Saturday, August 31, 2013

Roswell, the GAO and Hiding Documents

Back in the mid-1990s, New Mexico Representation Steven Schiff asked the Air Force, and by extension other government agencies, what they knew about the UFO crash outside of Roswell. The Government Accounting Office, as it was then known, approached many of those agencies, asking for a search of their files for any documents relating to the event. Predictably, no one found anything that wasn’t already known. The FBI, for example, provided a redacted copy of a message from their Dallas office about information derived from their telephonic investigation of the incident, citing Major Curtan (actually Kirton). I’ve had a complete copy of the document for years which is why I know they misspelled Kirton’s name.

So what? You might be asking yourself.

I read now, of secret documents that come from the raid that killed bin Laden and that had been the subject of FOIA requests by various news agencies including the Associated Press. On May 2, 2011 (or the day after the announcement of the raid by the president), the AP requested “all videos and photographs taken during the raid…”

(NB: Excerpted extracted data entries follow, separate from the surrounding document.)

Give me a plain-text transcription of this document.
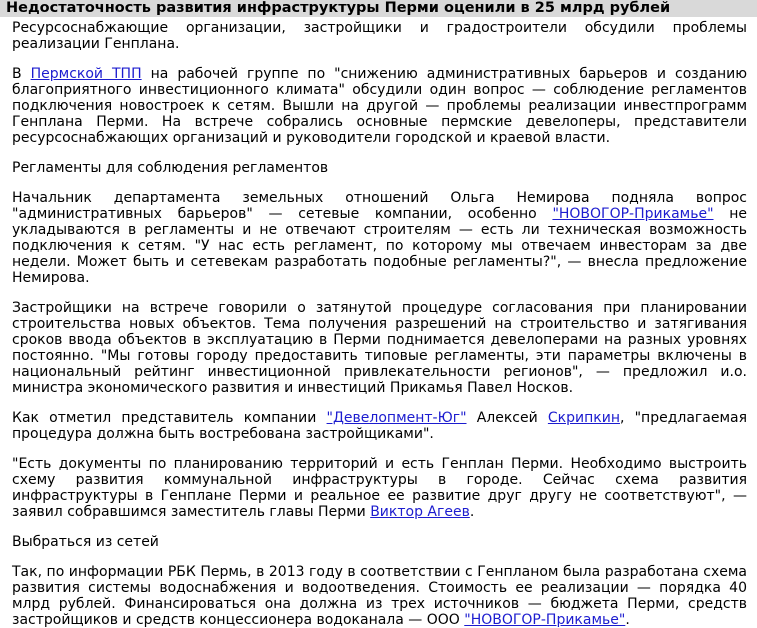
Недостаточность развития инфраструктуры Перми оценили в 25 млрд рублей

Ресурсоснабжающие организации, застройщики и градостроители обсудили проблемы реализации Генплана.

В Пермской ТПП на рабочей группе по "снижению административных барьеров и созданию благоприятного инвестиционного климата" обсудили один вопрос — соблюдение регламентов подключения новостроек к сетям. Вышли на другой — проблемы реализации инвестпрограмм Генплана Перми. На встрече собрались основные пермские девелоперы, представители ресурсоснабжающих организаций и руководители городской и краевой власти.

Регламенты для соблюдения регламентов

Начальник департамента земельных отношений Ольга Немирова подняла вопрос "административных барьеров" — сетевые компании, особенно "НОВОГОР-Прикамье" не укладываются в регламенты и не отвечают строителям — есть ли техническая возможность подключения к сетям. "У нас есть регламент, по которому мы отвечаем инвесторам за две недели. Может быть и сетевекам разработать подобные регламенты?", — внесла предложение Немирова.

Застройщики на встрече говорили о затянутой процедуре согласования при планировании строительства новых объектов. Тема получения разрешений на строительство и затягивания сроков ввода объектов в эксплуатацию в Перми поднимается девелоперами на разных уровнях постоянно. "Мы готовы городу предоставить типовые регламенты, эти параметры включены в национальный рейтинг инвестиционной привлекательности регионов", — предложил и.о. министра экономического развития и инвестиций Прикамья Павел Носков.

Как отметил представитель компании "Девелопмент-Юг" Алексей Скрипкин, "предлагаемая процедура должна быть востребована застройщиками".

"Есть документы по планированию территорий и есть Генплан Перми. Необходимо выстроить схему развития коммунальной инфраструктуры в городе. Сейчас схема развития инфраструктуры в Генплане Перми и реальное ее развитие друг другу не соответствуют", — заявил собравшимся заместитель главы Перми Виктор Агеев.

Выбраться из сетей

Так, по информации РБК Пермь, в 2013 году в соответствии с Генпланом была разработана схема развития системы водоснабжения и водоотведения. Стоимость ее реализации — порядка 40 млрд рублей. Финансироваться она должна из трех источников — бюджета Перми, средств застройщиков и средств концессионера водоканала — ООО "НОВОГОР-Прикамье".
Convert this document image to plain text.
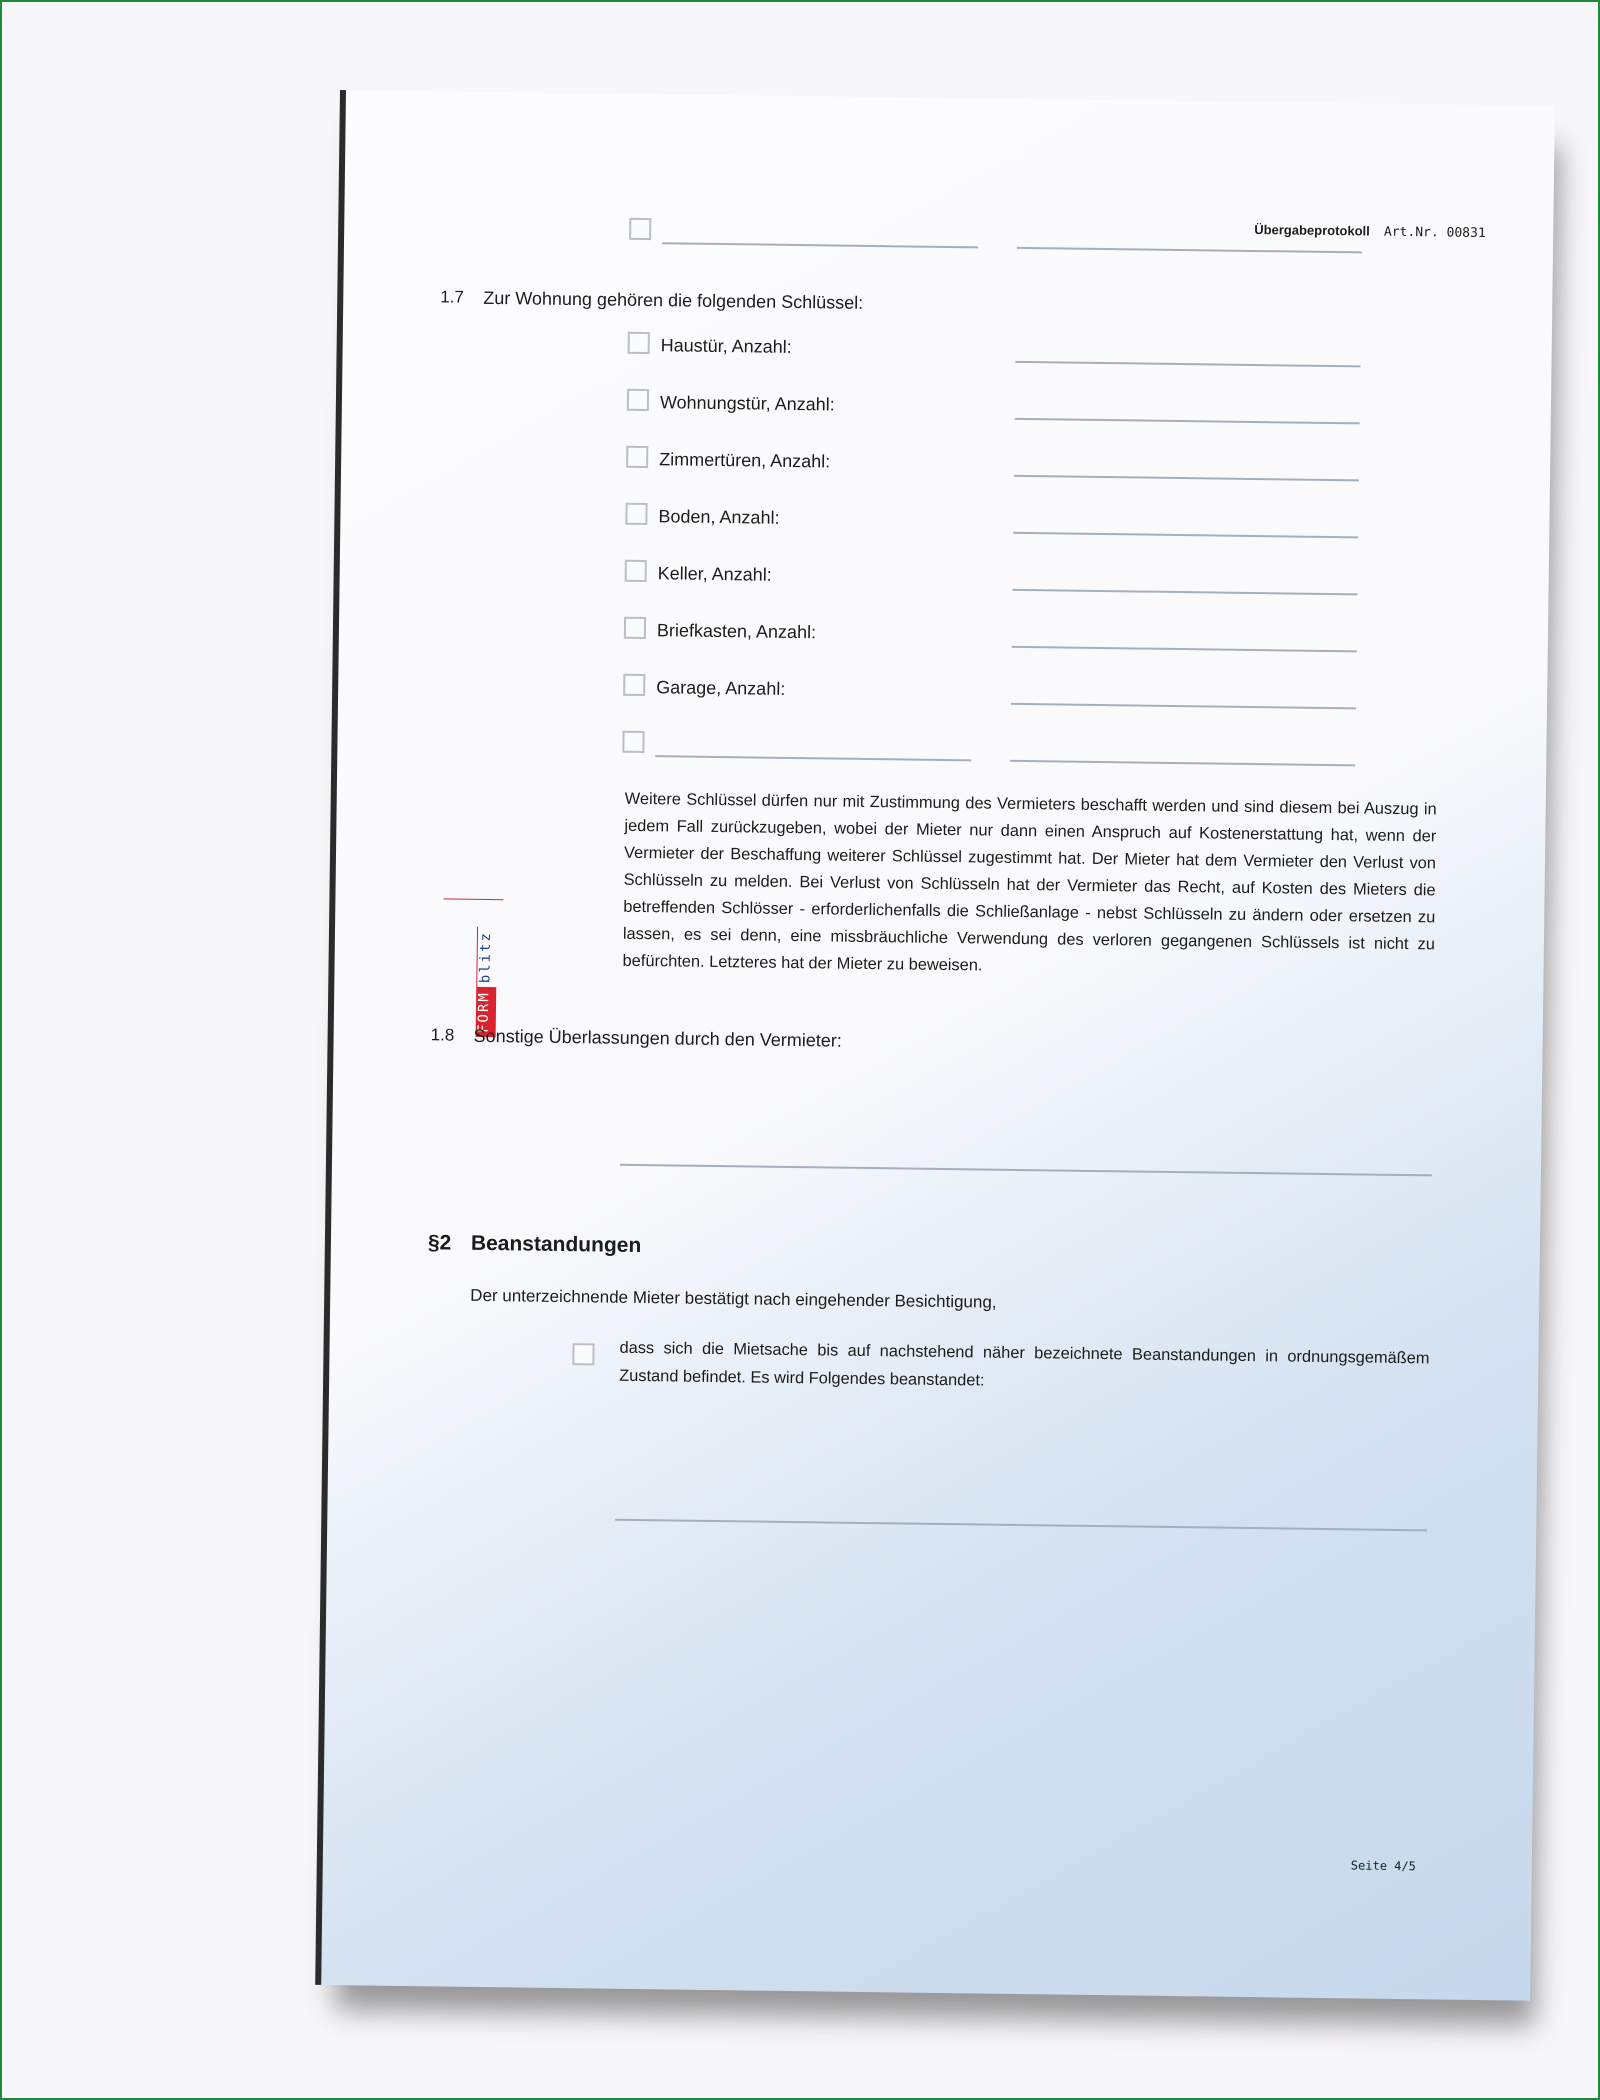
Übergabeprotokoll Art.Nr. 00831
FORM
blitz
1.7 Zur Wohnung gehören die folgenden Schlüssel:
Haustür, Anzahl:
Wohnungstür, Anzahl:
Zimmertüren, Anzahl:
Boden, Anzahl:
Keller, Anzahl:
Briefkasten, Anzahl:
Garage, Anzahl:
Weitere Schlüssel dürfen nur mit Zustimmung des Vermieters beschafft werden und sind diesem bei Auszug in jedem Fall zurückzugeben, wobei der Mieter nur dann einen Anspruch auf Kostenerstattung hat, wenn der Vermieter der Beschaffung weiterer Schlüssel zugestimmt hat. Der Mieter hat dem Vermieter den Verlust von Schlüsseln zu melden. Bei Verlust von Schlüsseln hat der Vermieter das Recht, auf Kosten des Mieters die betreffenden Schlösser - erforderlichenfalls die Schließanlage - nebst Schlüsseln zu ändern oder ersetzen zu lassen, es sei denn, eine missbräuchliche Verwendung des verloren gegangenen Schlüssels ist nicht zu befürchten. Letzteres hat der Mieter zu beweisen.
1.8 Sonstige Überlassungen durch den Vermieter:
§2 Beanstandungen
Der unterzeichnende Mieter bestätigt nach eingehender Besichtigung,
dass sich die Mietsache bis auf nachstehend näher bezeichnete Beanstandungen in ordnungsgemäßem Zustand befindet. Es wird Folgendes beanstandet:
Seite 4/5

In March, 2012, according to the DoD response, they could find none of the files… where have we heard that before?

What has been learned, thanks in part to the document dump by Edward Snowden, is that the special operations commander, Admiral William McRaven, ordered the military files purged from the DoD computers and sent on to the CIA. This way they could more easily be kept from the public.

This was done in a blatant attempt (yes, those are my words) to evade the rules of FOIA and the appropriate federal regulations governing the release of this sort of information. The CIA can prevent the release of operational files and this can’t be challenged in court… well, I suppose it can be challenged, but the law would prevent the release.

So now we fall back to the middle of the 1990s, when agencies were searching high and low for any documents that related to Roswell and all said they had nothing that was responsive to that claim. Could it be that those files were moved to other locations to avoid release to the public?

No, I seriously doubt that it was done in response to Schiff’s request, but was
Patrick Saunders
actually done long ago to hide the paper trail for which we have searched for so long. Remember, Patrick Saunders told family members, specifically, daughter Susan, “how well he had covered the ‘paper’ trail’ associated with the clean up!” (She wrote to me on February 20, 1997).

In other words the government was not completely candid in what they had said about the records… or rather, I suppose you could say they were candid; they just looked in all the wrong places.

All this really does, I guess, is show us that the GAO investigation wasn’t the end all because we now know that they, meaning the government agencies and not necessarily the GAO, do hide information. This doesn’t prove that something about Roswell is hidden. It merely opens that door, just a crack.

And I suppose we just add this to all the other information that demonstrates that the government doesn’t release everything it has as we have seen time and again, whether it is the Air Force telling Senator Jeff Bingaman of New Mexico that there never was a Project Moon Dust, to the Condon Committee telling us that UFOs have no effect on National Security. It means, unfortunately, much of what they say is not based in any known reality.

3 comments:

David Rudiak said...

The government deliberately hiding sensitive information from the public? Oh really! Just ask CDA; such things are impossible. To claim otherwise means you're a "paranoid" and a "conspiracist".

Frank Stalter said...

You also have to consider that there's is significant documentary material hiding in plain sight. Pertinent information that won't show up with searches like "Roswell" or "UFO," but that's exactly what's dealt with.

Nitram said...

Thanks Kevin for another very readable and interesting article.